In einer Stellungnahme von NC State News sagte Richard Van Dorn, Forscher bei RTI und Hauptautor dieses Papiers, das Indikatoren für ansteckende Gewalt beschreibt:

"Diese Arbeit baut auf einer früheren Studie auf, bei der fast ein Drittel der Erwachsenen mit psychischen Erkrankungen innerhalb eines Zeitraums von sechs Monaten Opfer von Gewalt wurden. . . Es ist eine komplexe Reihe von Interaktionen, die sich im Laufe der Zeit verändern und den Substanzkonsum, psychische Probleme und gewalttätiges Verhalten verschärfen.

In dieser Studie haben wir zwei grundlegende Fragen behandelt: Wenn jemand Opfer ist, wird er oder sie eher gewalttätig? Und wenn jemand gewalttätig ist, ist er oder sie eher Opfer? Die Antwort ist ja, auf beide Fragen. "

Für jedes einzelne gewalttätige Ereignis, bei dem eine Person Opfer von Gewalt wurde, ermittelten die Forscher im Durchschnitt sieben verschiedene Dominoeffekte, die zu etwa 39 zusätzlichen gewaltbezogenen Konsequenzen führen könnten. In der Erklärung sagte Sarah Desmarais, eine außerordentliche Professorin für Psychologie bei NC State und Co-Autor des Papiers,

"Wir stellten fest, dass alle diese Indikatoren eine Rolle spielten, aber oft auf unterschiedliche Weise. Zum Beispiel war Drogenkonsum ein führender Indikator für Gewalt, während Alkoholkonsum ein führender Indikator dafür war, Opfer von Gewalt zu werden. Je ausgeprägter die affektiven Symptome waren, desto wahrscheinlicher war es, dass jemand Gewalt ausübte und Opfer von Gewalt wurde. Mit Affekt meinen wir Symptome wie Angstzustände, depressive Symptome und schlechte Impulskontrolle.

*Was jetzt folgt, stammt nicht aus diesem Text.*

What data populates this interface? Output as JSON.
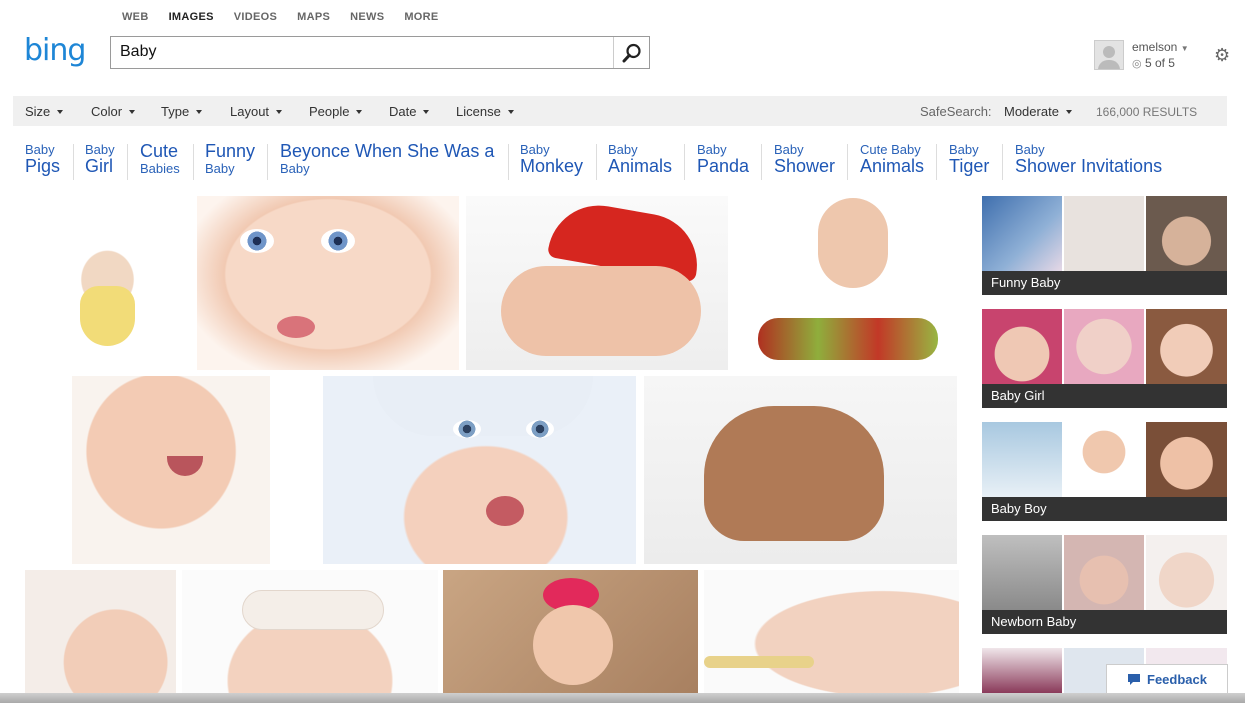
{
  "nav": {
    "tabs": [
      "WEB",
      "IMAGES",
      "VIDEOS",
      "MAPS",
      "NEWS",
      "MORE"
    ],
    "active": "IMAGES"
  },
  "logo": {
    "text": "bing"
  },
  "search": {
    "value": "Baby",
    "icon": "search-icon"
  },
  "user": {
    "name": "emelson",
    "rewards": "5 of 5"
  },
  "filters": [
    "Size",
    "Color",
    "Type",
    "Layout",
    "People",
    "Date",
    "License"
  ],
  "safesearch": {
    "label": "SafeSearch:",
    "value": "Moderate"
  },
  "results_count": "166,000 RESULTS",
  "related": [
    {
      "small": "Baby",
      "big": "Pigs",
      "order": "small-first"
    },
    {
      "small": "Baby",
      "big": "Girl",
      "order": "small-first"
    },
    {
      "small": "Babies",
      "big": "Cute",
      "order": "big-first"
    },
    {
      "small": "Baby",
      "big": "Funny",
      "order": "big-first"
    },
    {
      "small": "Baby",
      "big": "Beyonce When She Was a",
      "order": "big-first"
    },
    {
      "small": "Baby",
      "big": "Monkey",
      "order": "small-first"
    },
    {
      "small": "Baby",
      "big": "Animals",
      "order": "small-first"
    },
    {
      "small": "Baby",
      "big": "Panda",
      "order": "small-first"
    },
    {
      "small": "Baby",
      "big": "Shower",
      "order": "small-first"
    },
    {
      "small": "Cute Baby",
      "big": "Animals",
      "order": "small-first"
    },
    {
      "small": "Baby",
      "big": "Tiger",
      "order": "small-first"
    },
    {
      "small": "Baby",
      "big": "Shower Invitations",
      "order": "small-first"
    }
  ],
  "side_groups": [
    {
      "caption": "Funny Baby"
    },
    {
      "caption": "Baby Girl"
    },
    {
      "caption": "Baby Boy"
    },
    {
      "caption": "Newborn Baby"
    }
  ],
  "feedback": {
    "label": "Feedback"
  },
  "colors": {
    "brand": "#1e86d6",
    "link": "#1f57b5",
    "caption_bg": "#333333"
  }
}
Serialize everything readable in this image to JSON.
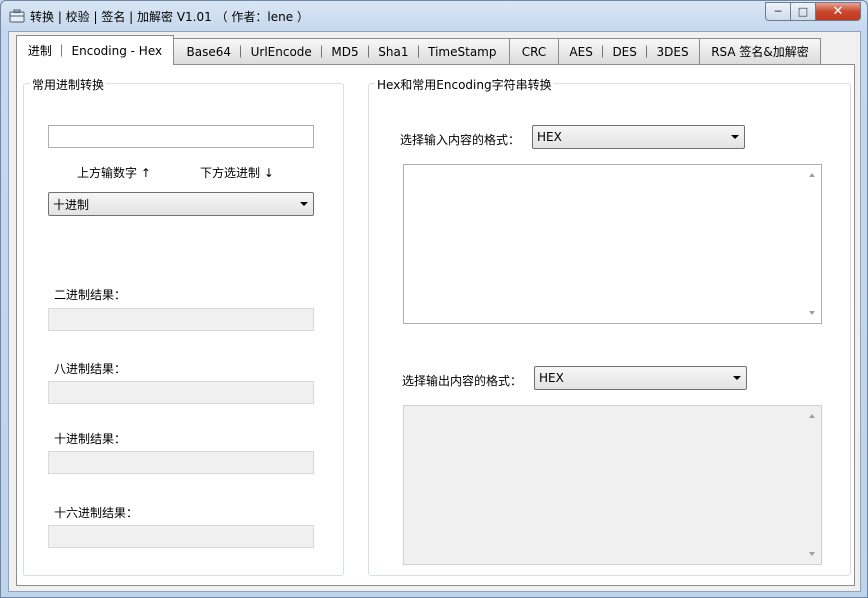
{
  "window": {
    "title": "转换 | 校验 | 签名 | 加解密 V1.01 （ 作者：lene ）",
    "min_glyph": "─",
    "max_glyph": "□",
    "close_glyph": "✕"
  },
  "tabs": [
    {
      "label": "进制 ｜ Encoding - Hex",
      "active": true
    },
    {
      "label": "Base64 ｜ UrlEncode ｜ MD5 ｜ Sha1 ｜ TimeStamp",
      "active": false
    },
    {
      "label": "CRC",
      "active": false
    },
    {
      "label": "AES ｜ DES ｜ 3DES",
      "active": false
    },
    {
      "label": "RSA 签名&加解密",
      "active": false
    }
  ],
  "left_group": {
    "title": "常用进制转换",
    "input_value": "",
    "hint_number": "上方输数字 ↑",
    "hint_base": "下方选进制 ↓",
    "base_select": "十进制",
    "binary_label": "二进制结果：",
    "binary_value": "",
    "octal_label": "八进制结果：",
    "octal_value": "",
    "decimal_label": "十进制结果：",
    "decimal_value": "",
    "hex_label": "十六进制结果：",
    "hex_value": ""
  },
  "right_group": {
    "title": "Hex和常用Encoding字符串转换",
    "input_format_label": "选择输入内容的格式：",
    "input_format": "HEX",
    "input_text": "",
    "output_format_label": "选择输出内容的格式：",
    "output_format": "HEX",
    "output_text": ""
  }
}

Dies ist besonders wichtig, weil es bereits gute Praktiken gibt, um Menschen zu helfen, wie zum Beispiel therapeutische Interventionen oder Medikamente. Und durch die Behandlung von Menschen, die diese Symptome zeigen, könnten wir Gewalt reduzieren. Nur die Behandlung von Drogen oder Alkohol – was in vielen Fällen passiert – reicht nicht aus. Wir müssen die zugrunde liegende psychische Krankheit behandeln, die mit diesen affektiven Symptomen verbunden ist. "

Soziale Bindungen basierend auf prosozialen Verhaltensweisen können den Kreislauf der Gewalt durchbrechen

Im Dezember 2014 präsentierte ein Team von Forschern der Yale School of Medicine Community-basierte Forschung, die herausfand, dass soziale Verbindungen, die eine Nachbarschaft miteinander verbinden, dazu beitragen können, die Mitglieder der Gemeinschaft vor Gewalt am jährlichen Workshop des Institute of Medicine of Violence zu schützen.

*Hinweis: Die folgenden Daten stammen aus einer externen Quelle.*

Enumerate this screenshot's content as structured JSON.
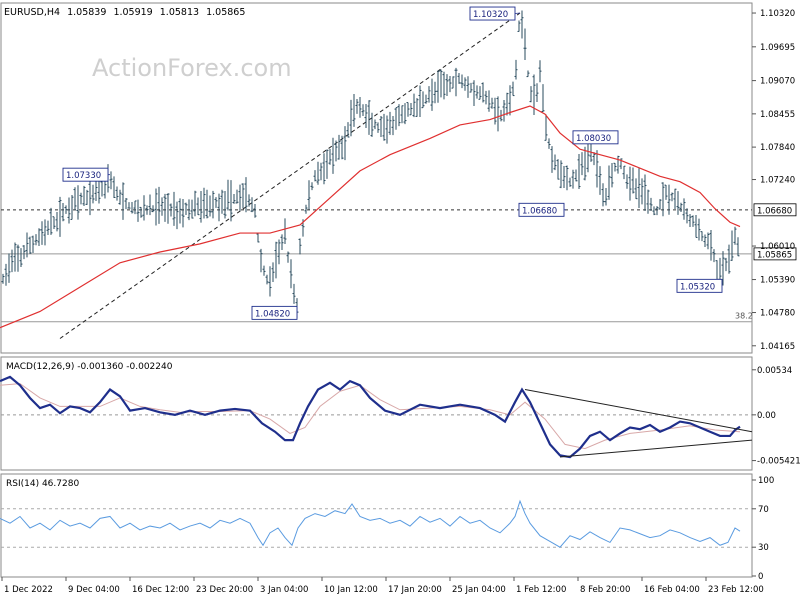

In einer Mitteilung an Yale News sagte Emily Wang, Assistenzprofessorin für Innere Medizin an der Yale School of Medicine:

"Gewalt führt zu chronischen Traumata und Stress auf Gemeinschaftsebene und untergräbt Gesundheit, Kapazität und Produktivität in diesen Vierteln. Die Reaktion der Polizei und der Regierung auf das Problem konzentrierte sich auf das Opfer oder den Verbrecher. Unsere Studie konzentriert sich darauf, Gemeinden zu befähigen, die Auswirkungen des Lebens mit chronischer und hartnäckiger Waffengewalt zu bekämpfen. "

Ann Greene, Verbindungsbeauftragte für Gemeinschaftsforschung in Yale und Vorsitzende des Resilience-Teams der West River Community, fügte hinzu:

"Unsere Studie ist eine gemeinschaftsbasierte und von der Gemeinschaft getragene Intervention, um die negativen Auswirkungen von Waffengewalt in den von hoher Waffengewalt betroffenen Gemeinschaften zu verhindern und zu verringern, indem soziale Bindungen, Bindungen, Widerstandsfähigkeit oder, anders ausgedrückt, durch Putten gestärkt werden Nachbar zurück in der Kapuze. '"

Diese Vordenker arbeiten mit den Ermittlern von Yale zusammen, um Daten mit ihren Gemeinschaften zu teilen, und fordern jeden Input, den andere Menschen über Möglichkeiten zur Stärkung der sozialen Beziehungen in der Nachbarschaft haben könnten.

Wenn Sie Vorschläge oder Anregungen haben, wie Sie die sozialen Beziehungen in amerikanischen Stadtvierteln oder sozialen Netzwerken verbessern können, wenden Sie sich bitte an einen der an diesen Studien beteiligten Wissenschaftler, indem Sie auf den Link klicken, der mit seinem Namen verknüpft ist.